I typically use Finish line, however, my LBS ran out. So I picked up some Tri Flow until I can come up with the other. How do they compare?


----------



## Jett (Mar 21, 2004)

matanza said:


> I typically use Finish line, however, my LBS ran out. So I picked up some Tri Flow until I can come up with the other. How do they compare?


FinishLine is a dry lube where as the TriFlow is a wet one. So, with the TriFlow expect to pick up a more grime.


----------



## Anti-gravity (Jul 16, 2004)

*Not the whole story...*



Jett said:


> FinishLine is a dry lube where as the TriFlow is a wet one. So, with the TriFlow expect to pick up a more grime.
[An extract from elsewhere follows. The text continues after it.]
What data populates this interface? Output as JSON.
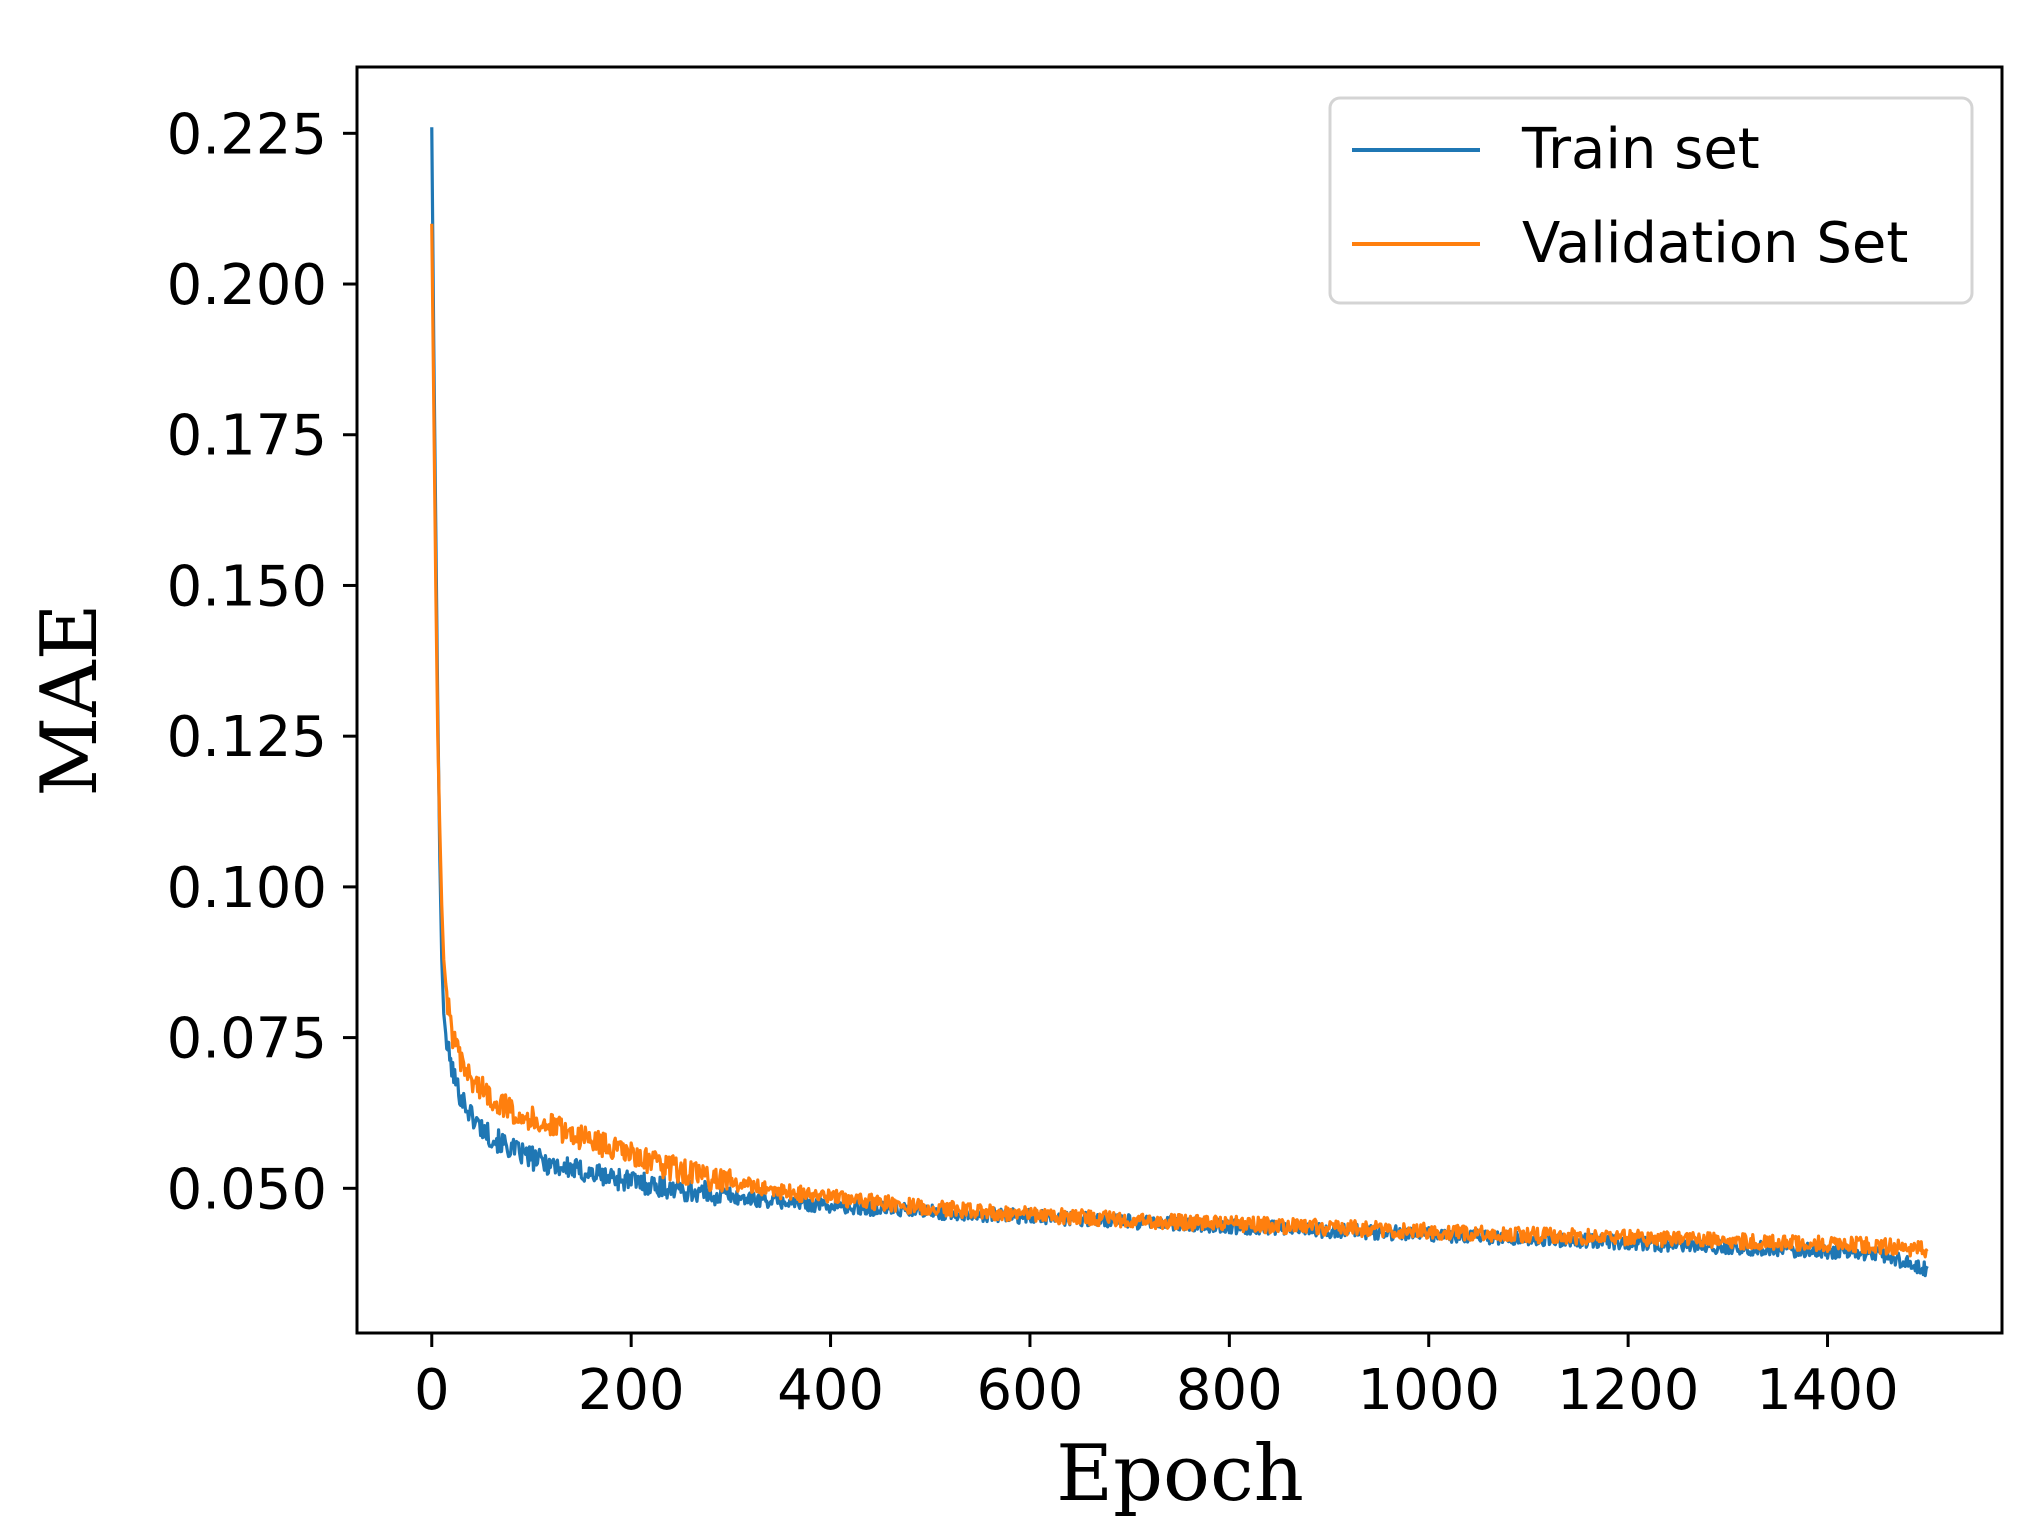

Finish line makes a dry _formula_ of their teflon-fortified lube which is best suited for dry conditions due to its thinner consistency. They also make a thicker wet-conditions formula. Their exact recipe is a trade-secret (of course), but I believe the dry formula uses more teflon than petroleum oil, which allows it to be more penetrating (and consequently washes off more quickly). Tri-flow makes a few different types of lube. If the OP, picked up the kind in the black bottle, then that is pretty much straight-up teflon lube. Despite their marketing claims, straight teflon sucks for chains IME because it is too thin in consistency and leaves an oily mess (and also loves to pick up road debris). They also make some peraffin wax (sp?) fortified teflon lube in a grey/black bottle that is probably much better for chains (haven't tried it myself) and is probably similar to White Lightning. It will probably need more frequent applications than the Finish Line wet formula (White Lightning is that way, washes off more easily). In short:

-Triflow in black bottle: good for lubing pivots, rusty joints, cables, etc.; bad for chains.
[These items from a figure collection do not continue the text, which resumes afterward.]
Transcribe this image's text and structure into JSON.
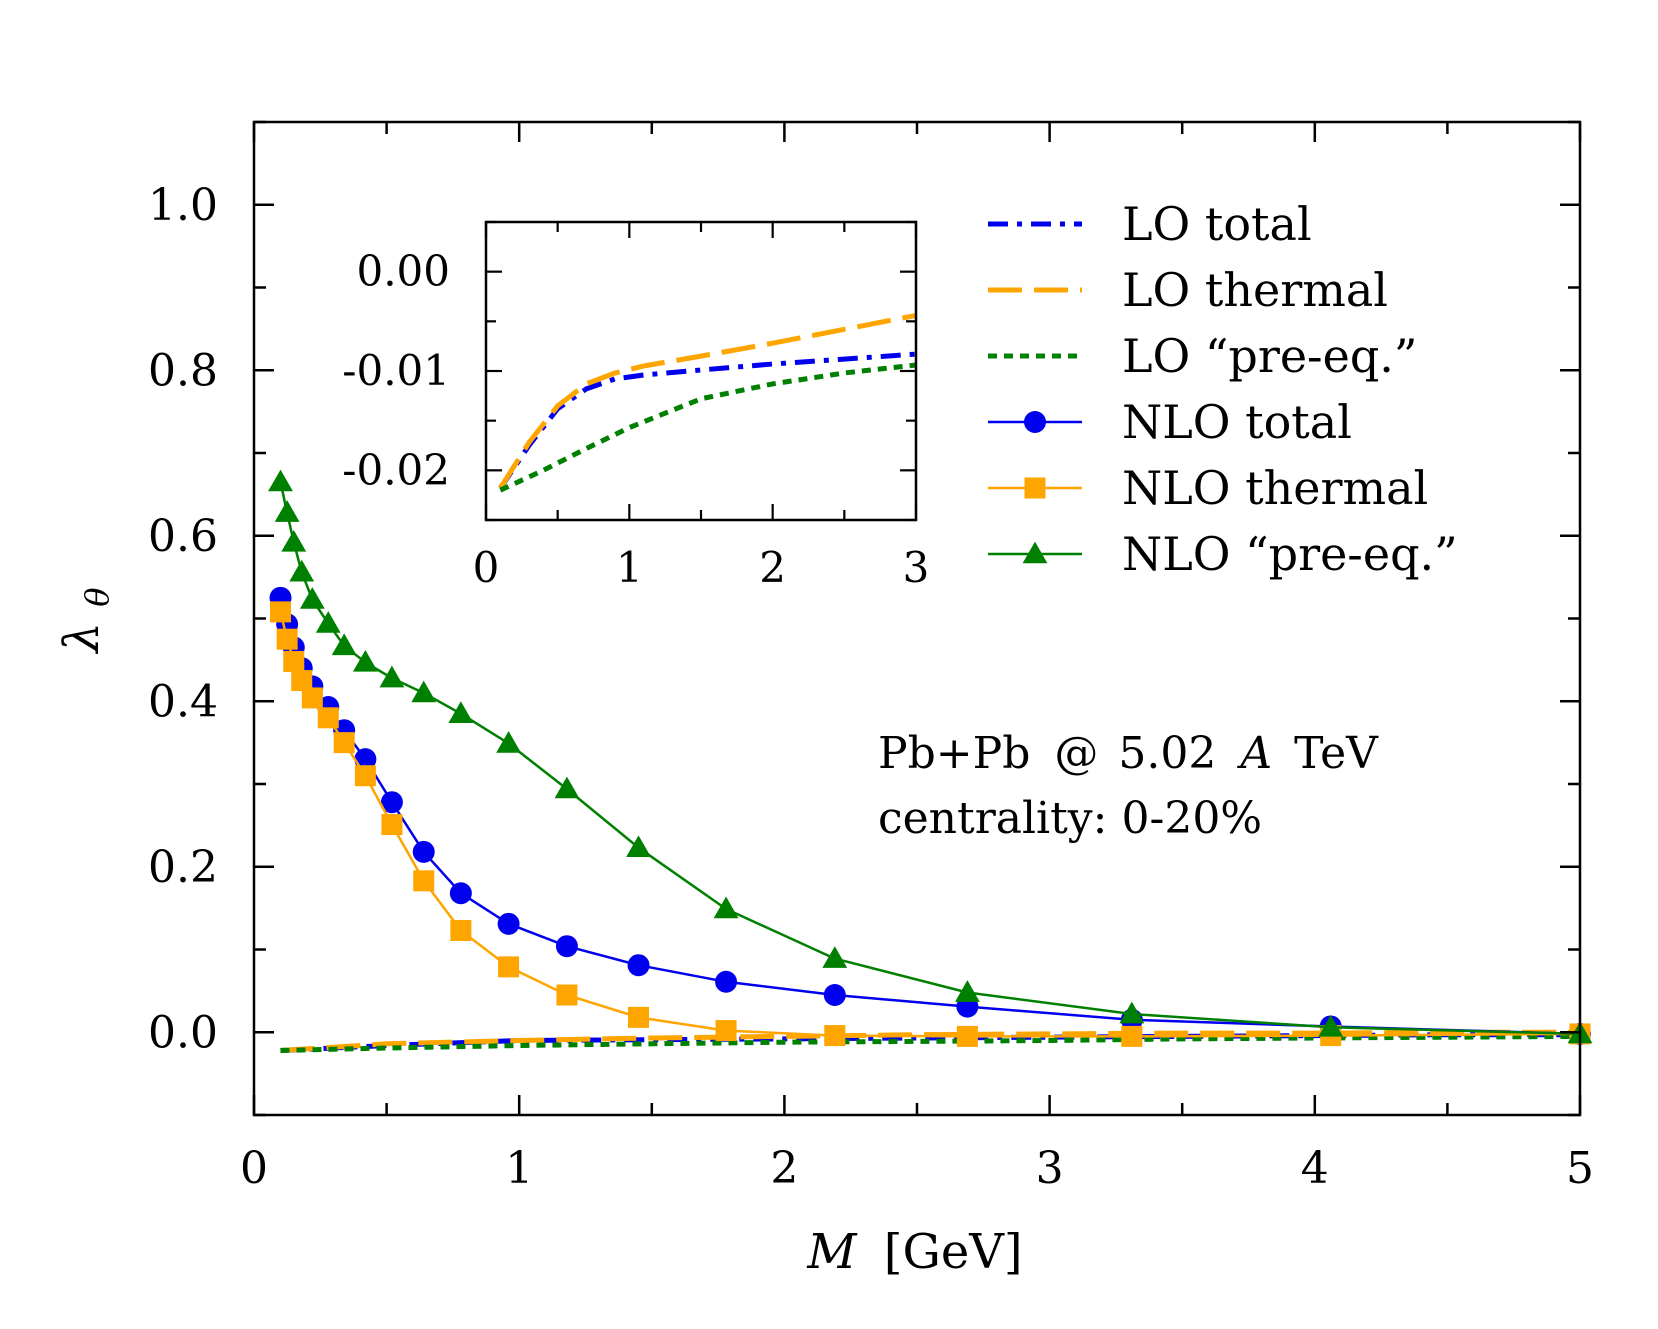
{
  "chart_data": {
    "type": "line",
    "main": {
      "xlabel": "M [GeV]",
      "xlabel_var": "M",
      "xlabel_unit": "[GeV]",
      "ylabel": "λθ",
      "ylabel_base": "λ",
      "ylabel_sub": "θ",
      "xlim": [
        0,
        5
      ],
      "ylim": [
        -0.1,
        1.1
      ],
      "xticks": [
        0,
        1,
        2,
        3,
        4,
        5
      ],
      "xtick_labels": [
        "0",
        "1",
        "2",
        "3",
        "4",
        "5"
      ],
      "yticks": [
        0.0,
        0.2,
        0.4,
        0.6,
        0.8,
        1.0
      ],
      "ytick_labels": [
        "0.0",
        "0.2",
        "0.4",
        "0.6",
        "0.8",
        "1.0"
      ],
      "series": [
        {
          "name": "LO total",
          "color": "#0000ee",
          "dash": "dashdot",
          "marker": "none",
          "x": [
            0.1,
            0.5,
            1.0,
            1.5,
            2.0,
            2.5,
            3.0,
            3.5,
            4.0,
            4.5,
            5.0
          ],
          "y": [
            -0.022,
            -0.016,
            -0.01,
            -0.009,
            -0.008,
            -0.007,
            -0.006,
            -0.005,
            -0.004,
            -0.003,
            -0.003
          ]
        },
        {
          "name": "LO thermal",
          "color": "#ffa500",
          "dash": "longdash",
          "marker": "none",
          "x": [
            0.1,
            0.5,
            1.0,
            1.5,
            2.0,
            2.5,
            3.0,
            3.5,
            4.0,
            4.5,
            5.0
          ],
          "y": [
            -0.022,
            -0.014,
            -0.01,
            -0.007,
            -0.005,
            -0.003,
            -0.002,
            -0.001,
            -0.001,
            0.0,
            0.0
          ]
        },
        {
          "name": "LO “pre-eq.”",
          "color": "#008000",
          "dash": "dotted",
          "marker": "none",
          "x": [
            0.1,
            0.5,
            1.0,
            1.5,
            2.0,
            2.5,
            3.0,
            3.5,
            4.0,
            4.5,
            5.0
          ],
          "y": [
            -0.022,
            -0.019,
            -0.016,
            -0.014,
            -0.012,
            -0.011,
            -0.01,
            -0.008,
            -0.007,
            -0.006,
            -0.005
          ]
        },
        {
          "name": "NLO total",
          "color": "#0000ee",
          "dash": "solid",
          "marker": "circle",
          "x": [
            0.1,
            0.125,
            0.15,
            0.18,
            0.22,
            0.28,
            0.34,
            0.42,
            0.52,
            0.64,
            0.78,
            0.96,
            1.18,
            1.45,
            1.78,
            2.19,
            2.69,
            3.31,
            4.06,
            5.0
          ],
          "y": [
            0.525,
            0.493,
            0.465,
            0.44,
            0.418,
            0.393,
            0.365,
            0.33,
            0.278,
            0.218,
            0.168,
            0.131,
            0.104,
            0.081,
            0.061,
            0.045,
            0.031,
            0.015,
            0.007,
            -0.002
          ]
        },
        {
          "name": "NLO thermal",
          "color": "#ffa500",
          "dash": "solid",
          "marker": "square",
          "x": [
            0.1,
            0.125,
            0.15,
            0.18,
            0.22,
            0.28,
            0.34,
            0.42,
            0.52,
            0.64,
            0.78,
            0.96,
            1.18,
            1.45,
            1.78,
            2.19,
            2.69,
            3.31,
            4.06,
            5.0
          ],
          "y": [
            0.508,
            0.475,
            0.448,
            0.425,
            0.404,
            0.38,
            0.35,
            0.31,
            0.251,
            0.183,
            0.123,
            0.079,
            0.045,
            0.018,
            0.002,
            -0.004,
            -0.005,
            -0.005,
            -0.004,
            -0.002
          ]
        },
        {
          "name": "NLO “pre-eq.”",
          "color": "#008000",
          "dash": "solid",
          "marker": "triangle",
          "x": [
            0.1,
            0.125,
            0.15,
            0.18,
            0.22,
            0.28,
            0.34,
            0.42,
            0.52,
            0.64,
            0.78,
            0.96,
            1.18,
            1.45,
            1.78,
            2.19,
            2.69,
            3.31,
            4.06,
            5.0
          ],
          "y": [
            0.665,
            0.628,
            0.592,
            0.556,
            0.523,
            0.494,
            0.467,
            0.447,
            0.428,
            0.41,
            0.385,
            0.349,
            0.294,
            0.223,
            0.149,
            0.089,
            0.048,
            0.022,
            0.006,
            -0.002
          ]
        }
      ]
    },
    "inset": {
      "xlim": [
        0,
        3
      ],
      "ylim": [
        -0.025,
        0.005
      ],
      "xticks": [
        0,
        1,
        2,
        3
      ],
      "xtick_labels": [
        "0",
        "1",
        "2",
        "3"
      ],
      "yticks": [
        -0.02,
        -0.01,
        0.0
      ],
      "ytick_labels": [
        "-0.02",
        "-0.01",
        "0.00"
      ],
      "series": [
        {
          "name": "LO total",
          "color": "#0000ee",
          "dash": "dashdot",
          "x": [
            0.1,
            0.3,
            0.5,
            0.7,
            0.9,
            1.1,
            1.5,
            2.0,
            2.5,
            3.0
          ],
          "y": [
            -0.0218,
            -0.0175,
            -0.0138,
            -0.0118,
            -0.0108,
            -0.0104,
            -0.0099,
            -0.0093,
            -0.0088,
            -0.0083
          ]
        },
        {
          "name": "LO thermal",
          "color": "#ffa500",
          "dash": "longdash",
          "x": [
            0.1,
            0.3,
            0.5,
            0.7,
            0.9,
            1.1,
            1.5,
            2.0,
            2.5,
            3.0
          ],
          "y": [
            -0.0218,
            -0.0172,
            -0.0135,
            -0.0113,
            -0.0102,
            -0.0095,
            -0.0085,
            -0.0072,
            -0.0058,
            -0.0044
          ]
        },
        {
          "name": "LO “pre-eq.”",
          "color": "#008000",
          "dash": "dotted",
          "x": [
            0.1,
            0.4,
            0.7,
            1.0,
            1.5,
            2.0,
            2.5,
            3.0
          ],
          "y": [
            -0.022,
            -0.02,
            -0.0178,
            -0.0157,
            -0.0128,
            -0.0113,
            -0.0102,
            -0.0094
          ]
        }
      ]
    },
    "annotations": [
      "Pb+Pb @ 5.02 A TeV",
      "centrality:  0-20%"
    ],
    "annotation_parts": {
      "system": "Pb+Pb",
      "at": "@",
      "energy": "5.02",
      "per": "A",
      "unit": "TeV"
    },
    "legend_position": "top-right",
    "grid": false
  }
}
-Triflow in grey bottle: probably fine for chains, likely similar to White Lightning.

-Finish Line w/ red cap (dry formula): great on chains if you don't ride through too much rain, pentrates to rollers well.

-Finish Line w/ green cap (wet formula): excellent on chains, especially in wet weather. Most robust of all of these lubes. My personal recommendation.


----------



## rodetoruin (Feb 8, 2004)

matanza said:


> I typically use Finish line, however, my LBS ran out. So I picked up some Tri Flow until I can come up with the other. How do they compare?



When you use Tri Flow, you leave the road cleaner when you ride.


----------



## matanza (Jun 9, 2004)

*Thanks for the run down on the different types*



Anti-gravity said:


> -Finish Line w/ green cap (wet formula): excellent on chains, especially in wet weather. Most robust of all of these lubes. My personal recommendation.


I live in Mexico and it typically is very dry and dusty 8-9 months out of the year. I use the DRY Finish Line and really like it. 

How much more gunk does the wet formula attract than the dry? I can get the wet right now but not the dry like I am accustomed.


----------



## Anti-gravity (Jul 16, 2004)

*The wet formula still works pretty well*



matanza said:


> I live in Mexico and it typically is very dry and dusty 8-9 months out of the year. I use the DRY Finish Line and really like it.
> 
> How much more gunk does the wet formula attract than the dry? I can get the wet right now but not the dry like I am accustomed.


It's a little stickier, so it attracts dust more so than the dry formula. Just make sure you clean off any dust and grit from the exterior of the chain before relubing so that the lube doesn't carry it into the rollers of the chain. Overall, I'd say the wet formula is a little better all around; for only dry conditions, the dry formula is the way to go.


----------